Une brève histoire de la Dysphorie de Genre

En 1948, le célèbre sexologue Alfred Kinsey (oui, ce Kinsey) a été contacté par une femme dont l’enfant mâle insistait avec force sur le fait qu’il était en fait une fille et que quelque chose n’allait pas du tout. La mère, plutôt que d’essayer de supprimer sa fille, souhaitait l’aider à devenir ce qu’elle savait être. Kinsey a contacté un endocrinologue allemand, le Dr Harry Benjamin (https://fr.wikipedia.org/wiki/Harry_Benjamin), pour voir s’il pouvait aider l’enfant. Le Dr Benjamin a ensuite mis au point un protocole d’œstrogénothérapie pour l’adolescente, et a travaillé avec la famille pour trouver une aide chirurgicale.

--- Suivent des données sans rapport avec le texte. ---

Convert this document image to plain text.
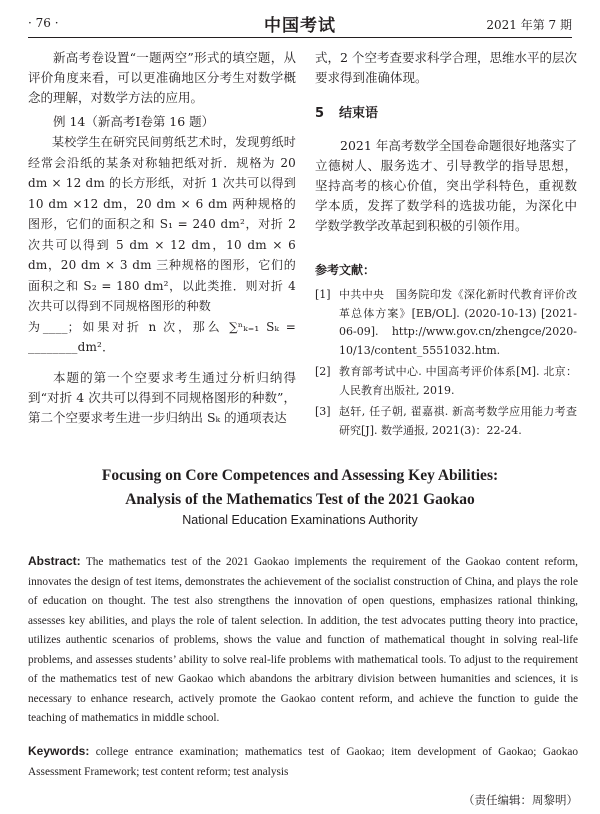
· 76 ·	中国考试	2021 年第 7 期

新高考卷设置“一题两空”形式的填空题，从评价角度来看，可以更准确地区分考生对数学概念的理解，对数学方法的应用。

例 14（新高考Ⅰ卷第 16 题）

某校学生在研究民间剪纸艺术时，发现剪纸时经常会沿纸的某条对称轴把纸对折．规格为 20 dm × 12 dm 的长方形纸，对折 1 次共可以得到 10 dm ×12 dm，20 dm × 6 dm 两种规格的图形，它们的面积之和 S₁ = 240 dm²，对折 2 次共可以得到 5 dm × 12 dm，10 dm × 6 dm，20 dm × 3 dm 三种规格的图形，它们的面积之和 S₂ = 180 dm²，以此类推．则对折 4 次共可以得到不同规格图形的种数

为____；如果对折 n 次，那么 ∑ⁿₖ₌₁ Sₖ = ________dm²．

本题的第一个空要求考生通过分析归纳得到“对折 4 次共可以得到不同规格图形的种数”，第二个空要求考生进一步归纳出 Sₖ 的通项表达

式，2 个空考查要求科学合理，思维水平的层次要求得到准确体现。

5 结束语

2021 年高考数学全国卷命题很好地落实了立德树人、服务选才、引导教学的指导思想，坚持高考的核心价值，突出学科特色，重视数学本质，发挥了数学科的选拔功能，为深化中学数学教学改革起到积极的引领作用。

参考文献：
[1] 中共中央　国务院印发《深化新时代教育评价改革总体方案》[EB/OL]. (2020-10-13) [2021-06-09]. http://www.gov.cn/zhengce/2020-10/13/content_5551032.htm.
[2] 教育部考试中心. 中国高考评价体系[M]. 北京：人民教育出版社, 2019.
[3] 赵轩, 任子朝, 翟嘉祺. 新高考数学应用能力考查研究[J]. 数学通报, 2021(3)：22-24.
Focusing on Core Competences and Assessing Key Abilities:
Analysis of the Mathematics Test of the 2021 Gaokao
National Education Examinations Authority
Abstract: The mathematics test of the 2021 Gaokao implements the requirement of the Gaokao content reform, innovates the design of test items, demonstrates the achievement of the socialist construction of China, and plays the role of education on thought. The test also strengthens the innovation of open questions, emphasizes rational thinking, assesses key abilities, and plays the role of talent selection. In addition, the test advocates putting theory into practice, utilizes authentic scenarios of problems, shows the value and function of mathematical thought in solving real-life problems, and assesses students’ ability to solve real-life problems with mathematical tools. To adjust to the requirement of the mathematics test of new Gaokao which abandons the arbitrary division between humanities and sciences, it is necessary to enhance research, actively promote the Gaokao content reform, and achieve the function to guide the teaching of mathematics in middle school.
Keywords: college entrance examination; mathematics test of Gaokao; item development of Gaokao; Gaokao Assessment Framework; test content reform; test analysis
（责任编辑：周黎明）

Benjamin a ensuite affiné son protocole et traité des milliers de patients présentant des sentiments similaires au cours de sa carrière. Il refuse de se faire payer pour son travail, mais tire satisfaction du soulagement qu’il apporte à ces patients et utilise leur traitement pour approfondir sa compréhension de la maladie. En 1973, il a inventé un terme pour désigner ce sentiment d’incongruité : la dysphorie de genre. Malheureusement, ce terme ne sera pas utilisé aux États-Unis avant 2013, l’Association Américaine de Psychiatrie optant plutôt pour le terme de trouble de l’identité de genre.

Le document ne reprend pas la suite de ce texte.